Different Questions Require Different Visualizations

Question 1: Which phase takes the longest?

This requires analyzing nominal data (project phases) against ratio data (hours).

Bar and line chart showing total hours and average hours by phase

A bar chart with overlaid line effectively shows both total hours (bars) and average hours (line) by phase. Design phase clearly takes the longest time.

Question 2: Which project took the longest?

This requires comparing nominal data (projects) with a breakdown of ratio data (hours) by phase.

Stacked bar chart showing hours by phase for each project

A stacked bar chart allows comparison of total project length while showing the composition of time spent in each phase. Project 2 took the longest time overall.

Comparing Project Phases Across Projects

Visualization 1: Stacked Bars

When your primary goal is comparing total project durations with composition by phase:

Stacked bar chart showing duration of phases within each project

The stacked bar chart makes it easy to compare total heights (total project duration) while seeing the contribution of each phase.

Visualization 2: Connected Scatter Plot

When your goal is comparing the pattern of phase durations across projects:

Connected scatter plot showing hours by phase across projects

A connected scatter plot reveals patterns across phases. All projects show the same pattern: Design takes longest, Development is shortest.

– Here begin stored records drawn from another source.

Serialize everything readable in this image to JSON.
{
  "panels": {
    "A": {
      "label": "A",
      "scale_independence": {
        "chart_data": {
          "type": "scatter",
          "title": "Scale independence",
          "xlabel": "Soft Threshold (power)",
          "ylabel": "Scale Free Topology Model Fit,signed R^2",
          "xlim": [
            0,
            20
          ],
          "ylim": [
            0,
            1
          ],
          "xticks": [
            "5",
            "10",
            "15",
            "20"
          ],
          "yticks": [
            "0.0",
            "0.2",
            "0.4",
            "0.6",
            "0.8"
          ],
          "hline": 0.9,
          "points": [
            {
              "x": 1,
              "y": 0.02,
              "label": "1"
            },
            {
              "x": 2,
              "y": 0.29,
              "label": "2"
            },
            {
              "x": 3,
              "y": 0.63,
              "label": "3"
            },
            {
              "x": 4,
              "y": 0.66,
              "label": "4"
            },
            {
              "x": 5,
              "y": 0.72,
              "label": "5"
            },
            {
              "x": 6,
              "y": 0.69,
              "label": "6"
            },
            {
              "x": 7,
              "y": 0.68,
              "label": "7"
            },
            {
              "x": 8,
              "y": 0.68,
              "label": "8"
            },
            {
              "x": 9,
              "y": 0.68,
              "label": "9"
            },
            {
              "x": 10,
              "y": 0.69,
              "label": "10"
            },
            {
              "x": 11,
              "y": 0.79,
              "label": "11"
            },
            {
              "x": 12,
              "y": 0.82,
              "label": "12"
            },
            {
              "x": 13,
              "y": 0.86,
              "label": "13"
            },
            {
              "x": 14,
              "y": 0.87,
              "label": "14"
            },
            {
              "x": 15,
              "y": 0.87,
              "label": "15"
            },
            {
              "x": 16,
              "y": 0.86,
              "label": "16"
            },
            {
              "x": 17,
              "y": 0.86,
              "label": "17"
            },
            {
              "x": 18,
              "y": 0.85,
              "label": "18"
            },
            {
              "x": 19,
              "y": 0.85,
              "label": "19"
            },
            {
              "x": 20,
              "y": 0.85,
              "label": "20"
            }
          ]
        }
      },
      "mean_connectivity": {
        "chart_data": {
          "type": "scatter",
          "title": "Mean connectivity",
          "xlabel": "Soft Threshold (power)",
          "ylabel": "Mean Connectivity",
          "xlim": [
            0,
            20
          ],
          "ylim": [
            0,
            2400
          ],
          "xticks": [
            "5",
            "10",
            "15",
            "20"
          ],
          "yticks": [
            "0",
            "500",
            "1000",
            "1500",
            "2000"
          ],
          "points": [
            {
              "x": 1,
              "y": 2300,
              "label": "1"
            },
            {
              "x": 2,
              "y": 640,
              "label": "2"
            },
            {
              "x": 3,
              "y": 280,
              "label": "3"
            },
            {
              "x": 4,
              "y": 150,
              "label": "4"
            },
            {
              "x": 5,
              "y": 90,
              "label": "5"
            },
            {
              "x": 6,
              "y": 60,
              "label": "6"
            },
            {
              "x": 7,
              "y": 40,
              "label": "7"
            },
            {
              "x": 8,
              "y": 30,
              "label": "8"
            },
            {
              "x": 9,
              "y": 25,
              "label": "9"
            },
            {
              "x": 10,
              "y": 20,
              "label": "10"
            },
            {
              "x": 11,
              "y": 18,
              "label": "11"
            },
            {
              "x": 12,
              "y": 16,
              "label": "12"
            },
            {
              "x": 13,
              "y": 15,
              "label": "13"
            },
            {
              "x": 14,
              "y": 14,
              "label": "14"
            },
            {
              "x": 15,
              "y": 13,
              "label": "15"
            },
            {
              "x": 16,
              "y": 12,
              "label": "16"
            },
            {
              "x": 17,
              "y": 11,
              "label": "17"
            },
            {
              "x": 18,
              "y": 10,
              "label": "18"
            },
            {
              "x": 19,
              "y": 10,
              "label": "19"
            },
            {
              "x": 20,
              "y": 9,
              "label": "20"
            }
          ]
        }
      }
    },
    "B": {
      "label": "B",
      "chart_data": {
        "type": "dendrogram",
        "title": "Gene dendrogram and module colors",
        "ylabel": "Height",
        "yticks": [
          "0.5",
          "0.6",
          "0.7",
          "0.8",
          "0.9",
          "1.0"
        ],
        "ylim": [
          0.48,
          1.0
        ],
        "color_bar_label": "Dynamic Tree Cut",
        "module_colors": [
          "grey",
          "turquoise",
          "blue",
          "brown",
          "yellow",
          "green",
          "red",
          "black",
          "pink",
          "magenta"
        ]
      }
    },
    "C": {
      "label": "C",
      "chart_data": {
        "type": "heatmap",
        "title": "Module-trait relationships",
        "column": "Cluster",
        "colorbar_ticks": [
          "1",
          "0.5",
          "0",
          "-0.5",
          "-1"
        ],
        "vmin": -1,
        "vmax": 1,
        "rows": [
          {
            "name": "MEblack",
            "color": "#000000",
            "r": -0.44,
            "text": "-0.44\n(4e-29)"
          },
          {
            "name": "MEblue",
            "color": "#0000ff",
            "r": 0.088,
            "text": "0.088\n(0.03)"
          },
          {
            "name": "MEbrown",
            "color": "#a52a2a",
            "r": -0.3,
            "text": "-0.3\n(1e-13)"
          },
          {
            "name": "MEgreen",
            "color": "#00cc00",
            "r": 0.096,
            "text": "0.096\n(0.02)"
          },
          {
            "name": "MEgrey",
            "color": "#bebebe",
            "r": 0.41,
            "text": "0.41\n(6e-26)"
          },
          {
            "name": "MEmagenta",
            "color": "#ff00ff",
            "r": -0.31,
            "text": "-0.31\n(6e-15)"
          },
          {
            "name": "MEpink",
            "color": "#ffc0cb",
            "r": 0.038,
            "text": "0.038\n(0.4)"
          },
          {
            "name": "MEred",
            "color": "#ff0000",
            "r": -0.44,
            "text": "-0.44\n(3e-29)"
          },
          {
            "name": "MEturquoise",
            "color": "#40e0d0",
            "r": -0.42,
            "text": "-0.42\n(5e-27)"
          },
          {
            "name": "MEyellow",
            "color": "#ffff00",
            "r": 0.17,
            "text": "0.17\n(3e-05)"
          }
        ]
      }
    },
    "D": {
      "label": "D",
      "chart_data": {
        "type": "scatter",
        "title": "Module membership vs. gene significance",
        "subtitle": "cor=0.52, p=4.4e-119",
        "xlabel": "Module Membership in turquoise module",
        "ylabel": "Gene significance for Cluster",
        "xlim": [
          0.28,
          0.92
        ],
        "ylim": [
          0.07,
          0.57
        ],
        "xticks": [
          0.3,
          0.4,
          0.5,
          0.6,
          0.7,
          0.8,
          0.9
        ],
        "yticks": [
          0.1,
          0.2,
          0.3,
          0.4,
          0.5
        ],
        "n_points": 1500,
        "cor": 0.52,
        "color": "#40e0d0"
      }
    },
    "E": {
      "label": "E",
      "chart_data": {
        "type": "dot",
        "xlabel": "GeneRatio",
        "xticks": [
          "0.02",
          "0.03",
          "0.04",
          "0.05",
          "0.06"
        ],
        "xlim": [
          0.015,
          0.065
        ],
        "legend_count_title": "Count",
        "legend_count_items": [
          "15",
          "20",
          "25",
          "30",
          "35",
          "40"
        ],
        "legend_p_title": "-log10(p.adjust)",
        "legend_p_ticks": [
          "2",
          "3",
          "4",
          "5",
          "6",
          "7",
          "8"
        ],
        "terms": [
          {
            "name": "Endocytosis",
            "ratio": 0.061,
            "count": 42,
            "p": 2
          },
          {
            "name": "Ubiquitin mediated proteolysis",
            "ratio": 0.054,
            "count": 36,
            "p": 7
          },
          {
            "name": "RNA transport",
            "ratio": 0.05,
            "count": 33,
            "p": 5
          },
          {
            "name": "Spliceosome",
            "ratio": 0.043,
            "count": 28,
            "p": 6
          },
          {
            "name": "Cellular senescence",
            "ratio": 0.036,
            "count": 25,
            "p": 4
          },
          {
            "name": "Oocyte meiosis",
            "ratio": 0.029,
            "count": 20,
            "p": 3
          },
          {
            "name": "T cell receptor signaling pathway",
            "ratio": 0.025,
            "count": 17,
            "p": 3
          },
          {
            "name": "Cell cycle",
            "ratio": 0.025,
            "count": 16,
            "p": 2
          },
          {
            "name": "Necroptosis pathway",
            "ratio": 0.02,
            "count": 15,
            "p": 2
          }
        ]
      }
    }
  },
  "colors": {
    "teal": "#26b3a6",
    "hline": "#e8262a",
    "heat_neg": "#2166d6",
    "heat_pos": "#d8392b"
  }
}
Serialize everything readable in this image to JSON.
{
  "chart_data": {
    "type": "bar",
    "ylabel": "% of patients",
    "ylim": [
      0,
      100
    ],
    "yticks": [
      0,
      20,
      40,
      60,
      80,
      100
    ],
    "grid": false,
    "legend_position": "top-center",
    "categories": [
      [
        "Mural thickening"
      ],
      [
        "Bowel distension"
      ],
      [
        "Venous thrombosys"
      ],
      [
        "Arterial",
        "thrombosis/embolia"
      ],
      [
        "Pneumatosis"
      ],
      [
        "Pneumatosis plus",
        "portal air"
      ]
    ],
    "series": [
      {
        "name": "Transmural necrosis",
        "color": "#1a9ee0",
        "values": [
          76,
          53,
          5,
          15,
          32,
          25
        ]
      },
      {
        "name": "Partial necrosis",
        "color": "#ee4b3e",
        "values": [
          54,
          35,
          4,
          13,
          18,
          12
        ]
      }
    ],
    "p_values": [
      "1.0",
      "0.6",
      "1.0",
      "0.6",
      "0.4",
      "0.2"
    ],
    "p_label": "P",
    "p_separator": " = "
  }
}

Measurement Level Impact on Visualization Choice

Nominal data (like Project, Stakeholder) is typically shown along an axis with categorical scales, using position to distinguish categories. Ordinal data (like survey responses, priority levels) maintains a specific order in visualizations and can use color intensity to reinforce ordering. Interval/Ratio data (like Hours) requires proportional visual encoding through position, length, or area.

Effect of Ordering in Visualizations

When working with ordinal data, maintaining the correct order significantly improves visualization clarity:

Unordered Categories (Incorrect)

When survey responses are displayed alphabetically or randomly, the pattern is difficult to discern and can be misleading.

Ordered Categories (Correct)

When survey responses are properly ordered from "Strongly Disagree" to "Strongly Agree," the distribution pattern becomes immediately clear.

Nominal vs. Interval Data Visualization

Different data types require different visualization approaches, even when answering similar questions:

Nominal Data: Product Categories

For nominal data like product categories, a bar chart is appropriate because there's no inherent order. Categories can be arranged by frequency for easier comparison.

Interval Data: Temperature Readings

For interval data like temperature, a line chart is appropriate because it emphasizes the continuous nature of the data and shows trends over time.

Best Practices for Data Visualization

1. Start with a Clear Purpose

Begin with a specific question or story you want to tell with your data. This will guide all subsequent visualization decisions.

2. Choose the Right Chart Type

Select visualizations that match your data type, measurement level, and communication goals using the frameworks outlined in this guide.

3. Simplify

Remove chart junk, unnecessary decorations, and redundant elements. Focus on making your data the star of the visualization.

4. Use Color Purposefully

Use color to highlight important data points, distinguish categories, or represent values. Be mindful of color blindness and cultural associations.

5. Label Clearly

Include descriptive titles, axis labels, legends, and data labels where appropriate. Your visualization should be understandable without additional explanation.

6. Consider Context

Provide context that helps viewers interpret the data correctly. This might include baselines, comparisons, or annotations of important events.

The Goal of Visualization

The ultimate purpose of data visualization is not to make data look pretty, but to make it more understandable. A good visualization should help viewers gain insights they wouldn't easily see in raw numbers.